IND10 | Remote Sensing Horizons in Biodiversity Science and Monitoring
Remote Sensing Horizons in Biodiversity Science and Monitoring
Convener: Sandra Luque | Co-conveners: António Ferraz, Ewa Czyz, Isabelle Helfenstein, Woody Turner

Remote sensing technologies are rapidly evolving, offering transformative opportunities for biodiversity science at scales from local to global. Advances in airborne and spaceborne sensors enable us to capture Earth surface and vegetation properties at unprecedented spectral, spatial, and temporal resolutions. Coupled with in situ data, species models, and artificial intelligence, these innovations open pathways to monitor biodiversity across structure, function and composition with great consistency and coverage.

Substantial progress is expected in the coming decade as next-generation Earth Observation missions, multi-sensor integration, and algorithm development converge. These advances promise more precise measurements of essential biodiversity variables such as ecosystem extent, structure and condition. Yet key challenges remain in translating electromagnetic signals into biologically meaningful metrics, scaling from field plots to global extents, integrating multi-source datasets while accounting for uncertainty, and aligning products with ecological theory, conservation practice, and global policy frameworks.

This session invites contributions that showcase how novel remote sensing and AI methods support biodiversity research and conservation.

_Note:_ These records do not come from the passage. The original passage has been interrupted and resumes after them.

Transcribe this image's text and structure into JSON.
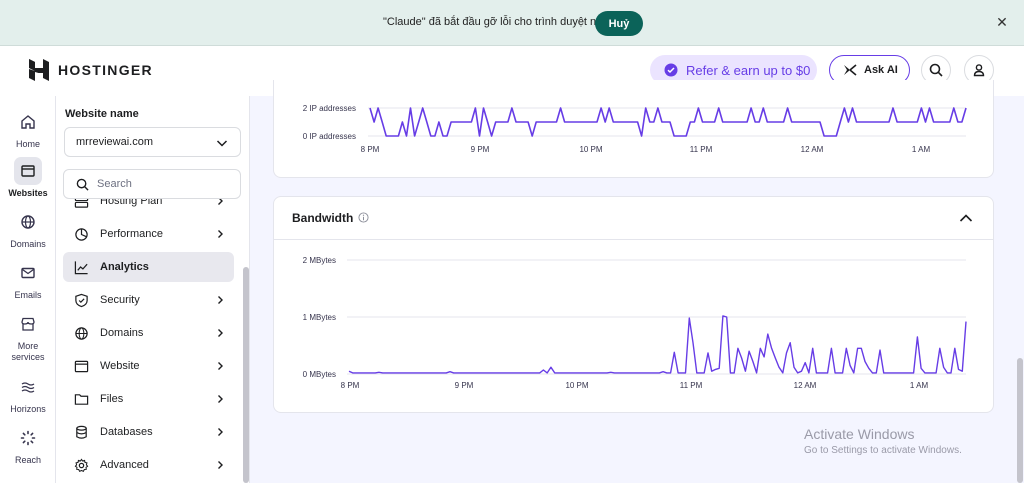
{
  "debug_banner": {
    "message": "\"Claude\" đã bắt đầu gỡ lỗi cho trình duyệt này",
    "cancel_label": "Huỷ"
  },
  "header": {
    "brand": "HOSTINGER",
    "refer_label": "Refer & earn up to $0",
    "ask_ai_label": "Ask AI"
  },
  "rail": {
    "items": [
      {
        "label": "Home",
        "icon": "home-icon"
      },
      {
        "label": "Websites",
        "icon": "websites-icon"
      },
      {
        "label": "Domains",
        "icon": "globe-icon"
      },
      {
        "label": "Emails",
        "icon": "mail-icon"
      },
      {
        "label": "More services",
        "icon": "store-icon"
      },
      {
        "label": "Horizons",
        "icon": "horizons-icon"
      },
      {
        "label": "Reach",
        "icon": "reach-icon"
      }
    ],
    "active": "Websites"
  },
  "sidebar": {
    "website_name_label": "Website name",
    "selected_website": "mrreviewai.com",
    "search_placeholder": "Search",
    "items": [
      {
        "label": "Hosting Plan",
        "icon": "server-icon"
      },
      {
        "label": "Performance",
        "icon": "pie-chart-icon"
      },
      {
        "label": "Analytics",
        "icon": "trend-icon"
      },
      {
        "label": "Security",
        "icon": "shield-icon"
      },
      {
        "label": "Domains",
        "icon": "globe-icon"
      },
      {
        "label": "Website",
        "icon": "browser-icon"
      },
      {
        "label": "Files",
        "icon": "folder-icon"
      },
      {
        "label": "Databases",
        "icon": "database-icon"
      },
      {
        "label": "Advanced",
        "icon": "gear-icon"
      }
    ],
    "active": "Analytics"
  },
  "ip_chart": {
    "y_labels": [
      "2 IP addresses",
      "0 IP addresses"
    ],
    "x_labels": [
      "8 PM",
      "9 PM",
      "10 PM",
      "11 PM",
      "12 AM",
      "1 AM"
    ]
  },
  "bandwidth": {
    "title": "Bandwidth"
  },
  "chart_data": [
    {
      "type": "line",
      "title": "",
      "unit": "IP addresses",
      "x_ticks": [
        "8 PM",
        "9 PM",
        "10 PM",
        "11 PM",
        "12 AM",
        "1 AM"
      ],
      "ylim": [
        0,
        2
      ],
      "y_ticks": [
        0,
        2
      ],
      "grid": true,
      "series": [
        {
          "color": "#673de6",
          "values": [
            2,
            1,
            2,
            1,
            0,
            0,
            0,
            0,
            1,
            0,
            2,
            0,
            1,
            2,
            1,
            0,
            0,
            1,
            0,
            0,
            1,
            1,
            1,
            1,
            1,
            1,
            2,
            0,
            2,
            1,
            0,
            1,
            1,
            1,
            1,
            2,
            1,
            1,
            1,
            1,
            0,
            1,
            1,
            1,
            1,
            1,
            1,
            2,
            1,
            1,
            1,
            1,
            1,
            1,
            1,
            1,
            1,
            2,
            1,
            2,
            1,
            1,
            1,
            1,
            1,
            1,
            1,
            0,
            2,
            1,
            1,
            2,
            1,
            1,
            1,
            0,
            0,
            0,
            0,
            1,
            1,
            2,
            1,
            1,
            1,
            1,
            2,
            1,
            1,
            1,
            1,
            1,
            1,
            1,
            2,
            1,
            1,
            2,
            1,
            1,
            1,
            1,
            1,
            2,
            1,
            1,
            1,
            1,
            1,
            1,
            1,
            1,
            0,
            0,
            0,
            0,
            1,
            2,
            1,
            2,
            1,
            1,
            1,
            1,
            1,
            1,
            1,
            1,
            1,
            2,
            1,
            1,
            1,
            1,
            1,
            1,
            2,
            1,
            2,
            1,
            1,
            1,
            1,
            1,
            2,
            1,
            1,
            2
          ]
        }
      ]
    },
    {
      "type": "line",
      "title": "Bandwidth",
      "unit": "MBytes",
      "x_ticks": [
        "8 PM",
        "9 PM",
        "10 PM",
        "11 PM",
        "12 AM",
        "1 AM"
      ],
      "ylim": [
        0,
        2
      ],
      "y_ticks": [
        0,
        1,
        2
      ],
      "y_tick_labels": [
        "0 MBytes",
        "1 MBytes",
        "2 MBytes"
      ],
      "grid": true,
      "series": [
        {
          "color": "#673de6",
          "values": [
            0.05,
            0.02,
            0.02,
            0.02,
            0.02,
            0.02,
            0.02,
            0.02,
            0.03,
            0.02,
            0.02,
            0.02,
            0.02,
            0.02,
            0.02,
            0.02,
            0.02,
            0.02,
            0.02,
            0.02,
            0.02,
            0.02,
            0.02,
            0.02,
            0.02,
            0.02,
            0.02,
            0.04,
            0.02,
            0.02,
            0.02,
            0.02,
            0.02,
            0.02,
            0.02,
            0.02,
            0.02,
            0.02,
            0.02,
            0.02,
            0.02,
            0.02,
            0.02,
            0.02,
            0.02,
            0.02,
            0.02,
            0.02,
            0.02,
            0.02,
            0.02,
            0.02,
            0.07,
            0.02,
            0.12,
            0.02,
            0.02,
            0.02,
            0.02,
            0.02,
            0.02,
            0.02,
            0.02,
            0.02,
            0.02,
            0.02,
            0.02,
            0.02,
            0.02,
            0.02,
            0.03,
            0.02,
            0.02,
            0.02,
            0.02,
            0.02,
            0.02,
            0.02,
            0.02,
            0.02,
            0.02,
            0.02,
            0.02,
            0.02,
            0.04,
            0.02,
            0.02,
            0.38,
            0.02,
            0.02,
            0.02,
            0.98,
            0.55,
            0.02,
            0.02,
            0.02,
            0.37,
            0.05,
            0.08,
            0.1,
            1.02,
            1.0,
            0.02,
            0.02,
            0.45,
            0.28,
            0.05,
            0.4,
            0.22,
            0.02,
            0.45,
            0.3,
            0.7,
            0.45,
            0.28,
            0.12,
            0.02,
            0.37,
            0.55,
            0.12,
            0.02,
            0.05,
            0.2,
            0.02,
            0.45,
            0.02,
            0.02,
            0.02,
            0.02,
            0.45,
            0.02,
            0.02,
            0.02,
            0.45,
            0.15,
            0.02,
            0.45,
            0.45,
            0.22,
            0.1,
            0.02,
            0.02,
            0.42,
            0.02,
            0.02,
            0.02,
            0.02,
            0.02,
            0.02,
            0.02,
            0.02,
            0.02,
            0.65,
            0.1,
            0.02,
            0.02,
            0.02,
            0.02,
            0.45,
            0.12,
            0.02,
            0.02,
            0.45,
            0.08,
            0.05,
            0.92
          ]
        }
      ]
    }
  ],
  "watermark": {
    "title": "Activate Windows",
    "subtitle": "Go to Settings to activate Windows."
  },
  "colors": {
    "accent": "#673de6",
    "debug_button": "#0b6359",
    "page_bg": "#f4f5ff"
  }
}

We particularly encourage studies that link remote sensing with in situ data, develop scalable approaches, advance ecological modelling to predict biodiversity change and its drivers, and demonstrate monitoring frameworks combining remote sensing, in situ networks and novel methods. By uniting advances in sensing technology and biodiversity science, the session will highlight how remote sensing can help contribute to the Kunming-Montreal Global Biodiversity Framework, the SDGs, and other international targets.